I run the model as shown in the tutorial

m2 = fit!(lmm(y ~ 1 + dept*service + (1|s) + (1|d), inst))

and get

ERROR: UndefVarError: y not defined
  Stacktrace:
  [1] macro expansion at ./REPL.jl:97 [inlined]
  [2] (::Base.REPL.##1#2{Base.REPL.REPLBackend})() at ./event.jl:73

The same thing happens when I try it with my own data loaded using "readtable" from DataFrames package

I am running julia 0.6.0 and all packages are freshly installed. My system is arch linux 4.11.7-1 with all the latest packages.
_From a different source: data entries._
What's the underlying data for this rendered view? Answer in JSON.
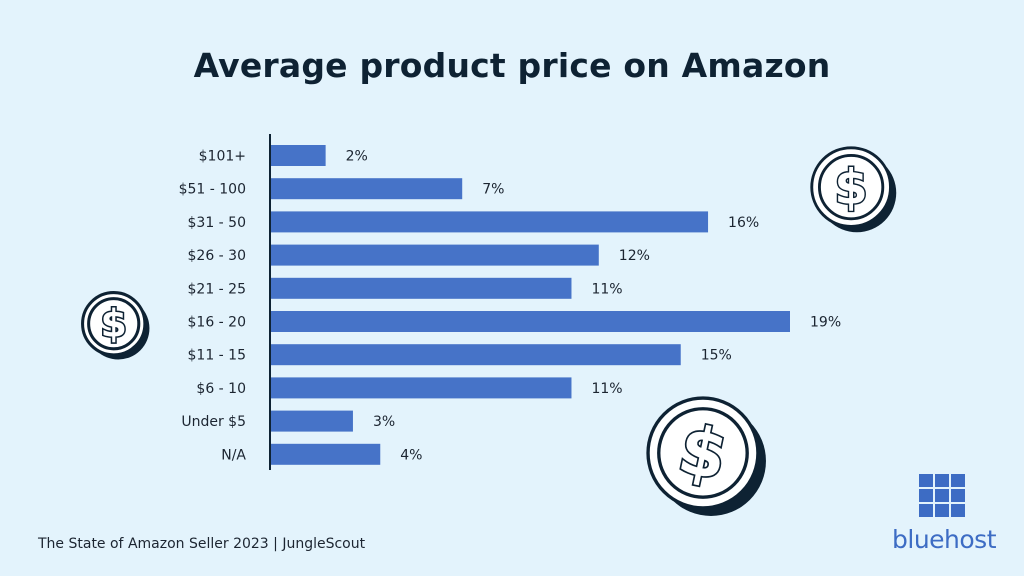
{
  "chart_data": {
    "type": "bar",
    "orientation": "horizontal",
    "title": "Average product price on Amazon",
    "categories": [
      "$101+",
      "$51 - 100",
      "$31 - 50",
      "$26 - 30",
      "$21 - 25",
      "$16 - 20",
      "$11 - 15",
      "$6 - 10",
      "Under $5",
      "N/A"
    ],
    "values": [
      2,
      7,
      16,
      12,
      11,
      19,
      15,
      11,
      3,
      4
    ],
    "value_labels": [
      "2%",
      "7%",
      "16%",
      "12%",
      "11%",
      "19%",
      "15%",
      "11%",
      "3%",
      "4%"
    ],
    "unit": "%",
    "xlim": [
      0,
      19
    ],
    "bar_color": "#4673c8",
    "grid": false,
    "legend": "none"
  },
  "source": "The State of Amazon Seller 2023 | JungleScout",
  "brand": {
    "name": "bluehost",
    "color": "#3d6cc4"
  },
  "decorations": {
    "icon": "dollar-coin-icon"
  }
}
Julia installs without a problem, but some packages give warnings (see above).

1
Without me knowing much, nor trying anything... I notice the difference in formula and Dataframe column header capitalization. What happens if you use this instead? m2 = fit!(lmm(Y ~ 1 + Dept*Service + (1|S) + (1|D), inst))rickhg12hs
Same thing --> ERROR: UndefVarError: Y not defined I just installed julia on friend's mac via brew, and it gives the same error.mike

1 Answers

2
votes

have a go with the @formula macro:

julia> fit!(lmm(@formula(Y ~ (1 | Dept)), inst), true)
f_1: 250160.38873 [1.0]
f_2: 250175.99074 [1.75]
f_3: 250123.06531 [0.25]
f_4: 250602.3424 [0.0]
f_5: 250137.66303 [0.4375]
f_6: 250129.76244 [0.325]
f_7: 250125.94066 [0.280268]
f_8: 250121.15016 [0.23125]
f_9: 250119.12389 [0.2125]
f_10: 250114.7257 [0.175]
f_11: 250105.61264 [0.1]
f_12: 250602.3424 [0.0]
f_13: 250107.52714 [0.118027]
f_14: 250106.36924 [0.107778]
f_15: 250105.04638 [0.0925]
f_16: 250104.72722 [0.085]
f_17: 250104.93086 [0.0749222]
f_18: 250104.70046 [0.0831588]
f_19: 250104.70849 [0.0839088]
f_20: 250104.69659 [0.0824088]
f_21: 250104.69632 [0.0822501]
f_22: 250104.69625 [0.0821409]
f_23: 250104.69625 [0.0820659]
f_24: 250104.69624 [0.0821118]
f_25: 250104.69624 [0.0821193]
f_26: 250104.69624 [0.082111]
f_27: 250104.69624 [0.0821118]
f_28: 250104.69624 [0.0821117]
f_29: 250104.69624 [0.0821118]
f_30: 250104.69624 [0.0821118]
Linear mixed model fit by maximum likelihood
 Formula: Y ~ 1 | Dept
     logLik        -2 logLik          AIC             BIC       
 -1.25052348×10⁵  2.50104696×10⁵  2.50110696×10⁵  2.50138308×10⁵

Variance components:
              Column     Variance   Std.Dev.  
 Dept     (Intercept)  0.011897242 0.10907448
 Residual              1.764556375 1.32836605
 Number of obs: 73421; levels of grouping factors: 14

  Fixed-effects parameters:
             Estimate Std.Error z value P(>|z|)
(Intercept)   3.21373  0.029632 108.455  <1e-99

The warnings are the usual "Julia (and the package ecosystem) is still in flux" messages. But I wonder whether the docs always keep pace with the code.